Saturday 12 November 2016

Questions raised at Anachronic conference

"The work of art when it is late, when it repeats, when it hesitates, when it remembers, but also when it projects a future or an ideal, is 'anachronic'".

- A. Nagel & C. Wood, Anachronic Renaissance



On the anachronic and anachronisms:


- Can we look at anachronistic engagement in art as positive and fruitful rather than as something that should be avoided?

- Should an intentional anachronistic approach be avoided?

- How does an anachronic approach to art risk dehistoricizing works?

- How might we lose a sense of politics in an artwork if it becomes dehistoricized as a result of an anachronic methodology?

- How do we as art historians inevitably engage in anachronistic practices when trying to reconstruct or rewrite problematic histories?

- In which ways is our understanding of time conventionalised and contracted (linear time leading to an ultimate and inevitable mortality? What can we make of queer, feminist or racial 'times'?

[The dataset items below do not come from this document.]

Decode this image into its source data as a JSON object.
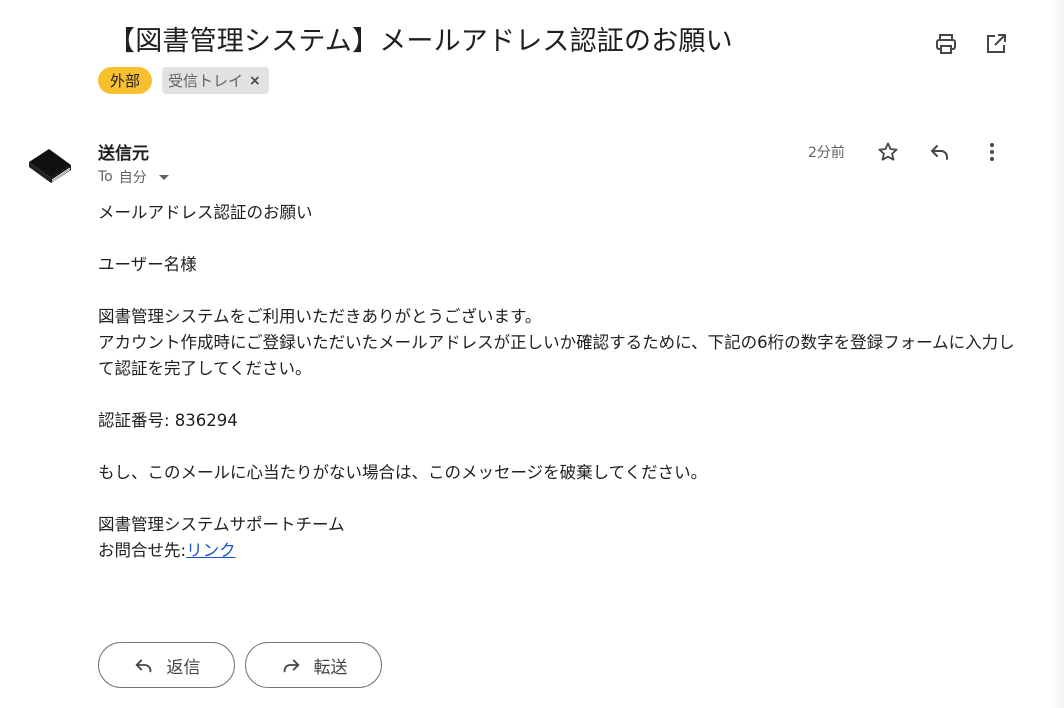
{
  "email": {
    "subject": "【図書管理システム】メールアドレス認証のお願い",
    "labels": {
      "external": "外部",
      "inbox": "受信トレイ",
      "inbox_remove": "×"
    },
    "sender": {
      "name": "送信元",
      "to_prefix": "To",
      "to_value": "自分",
      "time": "2分前"
    },
    "body": {
      "line1": "メールアドレス認証のお願い",
      "line2": "ユーザー名様",
      "line3a": "図書管理システムをご利用いただきありがとうございます。",
      "line3b": "アカウント作成時にご登録いただいたメールアドレスが正しいか確認するために、下記の6桁の数字を登録フォームに入力して認証を完了してください。",
      "line4": "認証番号: 836294",
      "line5": "もし、このメールに心当たりがない場合は、このメッセージを破棄してください。",
      "line6a": "図書管理システムサポートチーム",
      "contact_prefix": "お問合せ先:",
      "contact_link": "リンク"
    }
  },
  "buttons": {
    "reply": "返信",
    "forward": "転送"
  },
  "icons": {
    "print": "print-icon",
    "open_new_window": "open-in-new-icon",
    "star": "star-icon",
    "reply": "reply-icon",
    "more": "more-vert-icon",
    "avatar": "book-icon"
  },
  "colors": {
    "label_external_bg": "#f6c02e",
    "label_inbox_bg": "#e2e2e2",
    "link": "#1a55c8"
  }
}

- How might we approach the historicity of objects so that we take into account the changing reception of it throughout different moments in history?

- Liminal time, purgatory

- How do we document that which is fleeting or ephemeral (performance)? And in which ways do these documents keep alive moments passed? How do they in turn become objects with their own histories?

- (How) can we look non-judgmentally at anachronisms as beyond repeating a past iconography? Does this entail a triangulation of unrelated points and instances?

- Synchronicity

- A non-linear approach to time would propose or imagine an infrastructure of simultaneous and multiple stories. What can we say about this storytelling process?

- What is art object and what is a document or non-aesthetic object? How can we define these?

- How do documents presuppose a future audience, thus mangling its relation with time or presenting objects to be received in a future that is separate from the present or past?

- How does a close analysis of media and materials say something about time?